Some NGOs focus exclusively on widows or female headed households. Others work directly with sex workers or the families of migrant laborers. A few NGOs work directly with street children, offering a range of services and training. Drug use is the focus of a very few. Other NGOs provide complete care for orphans in centres and in children's homes. Many of these also work to integrate orphaned children back into communities or with extended families. Some NGOs are medicalised and provide free or cheap treatment to poor families. One organisation mentioned in the appraisal organises overseas 'foster parents' who donate money and toys to orphaned children. Another INGO has a formal foster care programme which regularly monitors the status of the children.
Government Resources
Government resources mentioned in the appraisal included HIV counselling and testing facilities which are provided by the government but limited to 5 provinces and only in the provincial town. Also mentioned was the training of government health workers in HIV, but participants reported that many still do not know about the needs of people with HIV even if they are tested, and that this especially applies to children.
National Guidelines have been drawn up on a range of HIV/AIDS related issues including on the management of paediatric AIDS, although appraisal participants felt it was not clear when or how these guidelines will be disseminated and staff in the provinces trained.
Participants said that some Phnom Penh hospitals have the capacity to treat the more severe AIDS-related infections and that home care staff from 10 health centres in Phnom Penh and 2 in Battambang have some experience in supporting children with HIV and their families. It was also reported that there are government plans to scale up home-based care in the provinces, but as yet no funding is secured for this.
With regard to education, participants reported that research on the situation with regard to the education of children with HIV and their status within the school system has been planned. Also that in some areas HIV is already integrated into school curriculums. This is in order to provide knowledge about prevention, but also to dispel fear and discrimination.
On-going training in HIV for field workers from the Ministry of Social Affairs was also reported.
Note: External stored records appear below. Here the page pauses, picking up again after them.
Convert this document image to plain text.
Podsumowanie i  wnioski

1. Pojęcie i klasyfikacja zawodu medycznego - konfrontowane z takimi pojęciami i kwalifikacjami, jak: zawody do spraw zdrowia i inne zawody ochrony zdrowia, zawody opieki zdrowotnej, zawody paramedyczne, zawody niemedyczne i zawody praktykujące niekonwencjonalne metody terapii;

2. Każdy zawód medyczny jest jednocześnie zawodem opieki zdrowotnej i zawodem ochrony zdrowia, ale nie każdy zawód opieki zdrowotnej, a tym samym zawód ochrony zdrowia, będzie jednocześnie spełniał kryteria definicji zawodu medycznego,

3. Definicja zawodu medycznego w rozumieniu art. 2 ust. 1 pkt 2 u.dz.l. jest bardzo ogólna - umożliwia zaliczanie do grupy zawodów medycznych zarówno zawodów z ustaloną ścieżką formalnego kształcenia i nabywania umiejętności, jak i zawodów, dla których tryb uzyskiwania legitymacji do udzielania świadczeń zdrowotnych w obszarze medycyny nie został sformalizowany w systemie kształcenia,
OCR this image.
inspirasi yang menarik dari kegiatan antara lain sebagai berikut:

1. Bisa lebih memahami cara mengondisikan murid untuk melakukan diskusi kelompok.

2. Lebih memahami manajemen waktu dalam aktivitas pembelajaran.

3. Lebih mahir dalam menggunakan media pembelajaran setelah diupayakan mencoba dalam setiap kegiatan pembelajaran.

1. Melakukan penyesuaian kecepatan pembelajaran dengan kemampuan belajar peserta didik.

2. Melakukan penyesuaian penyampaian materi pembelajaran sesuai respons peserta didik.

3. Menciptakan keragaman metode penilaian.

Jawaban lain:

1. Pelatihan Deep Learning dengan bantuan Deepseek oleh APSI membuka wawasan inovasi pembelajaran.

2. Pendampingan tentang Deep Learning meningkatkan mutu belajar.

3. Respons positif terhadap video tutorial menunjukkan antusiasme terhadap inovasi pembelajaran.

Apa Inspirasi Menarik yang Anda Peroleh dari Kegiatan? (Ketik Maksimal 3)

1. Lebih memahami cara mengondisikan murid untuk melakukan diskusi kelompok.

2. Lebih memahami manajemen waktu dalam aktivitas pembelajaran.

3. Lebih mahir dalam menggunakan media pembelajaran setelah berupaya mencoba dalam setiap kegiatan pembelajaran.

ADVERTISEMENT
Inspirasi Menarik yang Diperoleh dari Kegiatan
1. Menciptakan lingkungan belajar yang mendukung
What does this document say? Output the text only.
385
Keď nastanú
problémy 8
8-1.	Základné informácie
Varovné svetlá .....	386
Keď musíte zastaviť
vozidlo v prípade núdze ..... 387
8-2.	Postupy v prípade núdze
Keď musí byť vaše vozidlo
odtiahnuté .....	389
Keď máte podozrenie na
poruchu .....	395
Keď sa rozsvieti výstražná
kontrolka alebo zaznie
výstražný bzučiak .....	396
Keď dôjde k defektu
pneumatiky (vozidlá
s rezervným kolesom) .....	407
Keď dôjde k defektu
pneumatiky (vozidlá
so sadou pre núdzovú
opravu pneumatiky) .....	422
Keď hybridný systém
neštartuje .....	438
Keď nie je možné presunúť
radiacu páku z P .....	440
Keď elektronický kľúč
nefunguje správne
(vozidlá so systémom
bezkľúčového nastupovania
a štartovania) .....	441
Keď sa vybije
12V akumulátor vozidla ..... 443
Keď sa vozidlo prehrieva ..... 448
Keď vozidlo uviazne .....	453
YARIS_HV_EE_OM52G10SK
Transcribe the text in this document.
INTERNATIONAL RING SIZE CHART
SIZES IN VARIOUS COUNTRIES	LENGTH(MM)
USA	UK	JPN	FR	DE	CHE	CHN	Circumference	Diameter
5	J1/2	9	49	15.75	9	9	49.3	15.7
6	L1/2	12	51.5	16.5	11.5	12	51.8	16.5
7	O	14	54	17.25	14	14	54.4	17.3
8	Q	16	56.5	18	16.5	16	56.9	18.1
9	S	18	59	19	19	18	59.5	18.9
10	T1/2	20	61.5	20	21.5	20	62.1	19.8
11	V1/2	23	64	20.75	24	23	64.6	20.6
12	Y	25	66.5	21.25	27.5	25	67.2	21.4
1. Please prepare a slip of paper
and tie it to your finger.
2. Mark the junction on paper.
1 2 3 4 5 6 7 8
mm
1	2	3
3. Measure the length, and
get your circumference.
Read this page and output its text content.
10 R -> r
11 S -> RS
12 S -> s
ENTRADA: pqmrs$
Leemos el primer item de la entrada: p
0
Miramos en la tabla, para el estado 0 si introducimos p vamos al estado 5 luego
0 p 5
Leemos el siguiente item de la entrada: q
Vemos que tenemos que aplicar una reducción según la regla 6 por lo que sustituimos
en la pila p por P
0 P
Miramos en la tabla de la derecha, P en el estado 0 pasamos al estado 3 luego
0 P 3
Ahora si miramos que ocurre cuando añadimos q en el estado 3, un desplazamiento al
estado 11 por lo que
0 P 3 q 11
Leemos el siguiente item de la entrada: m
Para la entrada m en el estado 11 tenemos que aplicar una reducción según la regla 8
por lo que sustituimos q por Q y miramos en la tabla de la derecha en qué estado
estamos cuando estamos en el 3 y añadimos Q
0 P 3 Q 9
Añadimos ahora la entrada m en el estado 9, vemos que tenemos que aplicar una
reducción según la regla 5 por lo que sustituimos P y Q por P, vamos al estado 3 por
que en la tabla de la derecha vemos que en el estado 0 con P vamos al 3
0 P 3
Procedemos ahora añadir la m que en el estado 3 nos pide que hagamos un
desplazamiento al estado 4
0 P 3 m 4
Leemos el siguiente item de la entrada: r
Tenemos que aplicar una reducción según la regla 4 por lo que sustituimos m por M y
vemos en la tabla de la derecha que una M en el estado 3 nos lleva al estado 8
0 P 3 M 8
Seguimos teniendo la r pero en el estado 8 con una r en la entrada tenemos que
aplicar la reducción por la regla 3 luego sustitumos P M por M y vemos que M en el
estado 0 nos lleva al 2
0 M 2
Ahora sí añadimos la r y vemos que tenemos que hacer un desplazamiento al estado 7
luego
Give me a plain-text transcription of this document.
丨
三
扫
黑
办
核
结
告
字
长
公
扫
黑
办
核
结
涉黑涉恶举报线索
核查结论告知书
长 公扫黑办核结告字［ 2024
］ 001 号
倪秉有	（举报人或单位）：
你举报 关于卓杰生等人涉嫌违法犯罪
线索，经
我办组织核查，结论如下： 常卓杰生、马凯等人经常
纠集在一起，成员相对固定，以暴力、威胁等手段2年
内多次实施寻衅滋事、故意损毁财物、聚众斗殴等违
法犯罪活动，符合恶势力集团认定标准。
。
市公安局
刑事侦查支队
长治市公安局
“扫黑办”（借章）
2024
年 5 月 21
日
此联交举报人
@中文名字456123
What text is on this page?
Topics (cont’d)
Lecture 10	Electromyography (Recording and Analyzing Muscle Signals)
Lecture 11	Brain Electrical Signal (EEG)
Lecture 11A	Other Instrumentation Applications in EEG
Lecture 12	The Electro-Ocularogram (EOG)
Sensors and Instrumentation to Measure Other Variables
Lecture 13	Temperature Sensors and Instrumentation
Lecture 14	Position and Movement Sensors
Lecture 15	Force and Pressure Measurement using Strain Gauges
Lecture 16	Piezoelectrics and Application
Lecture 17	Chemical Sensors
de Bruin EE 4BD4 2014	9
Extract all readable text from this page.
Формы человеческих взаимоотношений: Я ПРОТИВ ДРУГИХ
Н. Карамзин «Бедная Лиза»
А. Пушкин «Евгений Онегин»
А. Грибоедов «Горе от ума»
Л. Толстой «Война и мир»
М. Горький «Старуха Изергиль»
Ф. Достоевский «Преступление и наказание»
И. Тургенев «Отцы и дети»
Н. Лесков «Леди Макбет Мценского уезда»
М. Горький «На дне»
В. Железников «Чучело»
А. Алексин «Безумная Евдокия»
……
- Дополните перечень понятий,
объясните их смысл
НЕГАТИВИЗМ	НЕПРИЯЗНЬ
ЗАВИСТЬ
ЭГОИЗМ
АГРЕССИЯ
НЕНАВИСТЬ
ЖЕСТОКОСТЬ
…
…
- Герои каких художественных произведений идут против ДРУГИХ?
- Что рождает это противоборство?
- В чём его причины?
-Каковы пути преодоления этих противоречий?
Participants in the community mentioned the potential for extension workers particularly from the Ministry of Women's affairs and from the Ministry of Rural Development to support children affected by AIDS.
Local authorities were mentioned most often by street children. Some had been allowed to squat in an illegal area, or had been helped in some way by the police. Most often, however, participants felt that local authorities did not prioritise the situation of vulnerable children let alone those affected by AIDS. They also felt that street children were beginning to be seen as a nuisance, rather than as children in need of assistance, and that the police were inclined to harass rather than to help children.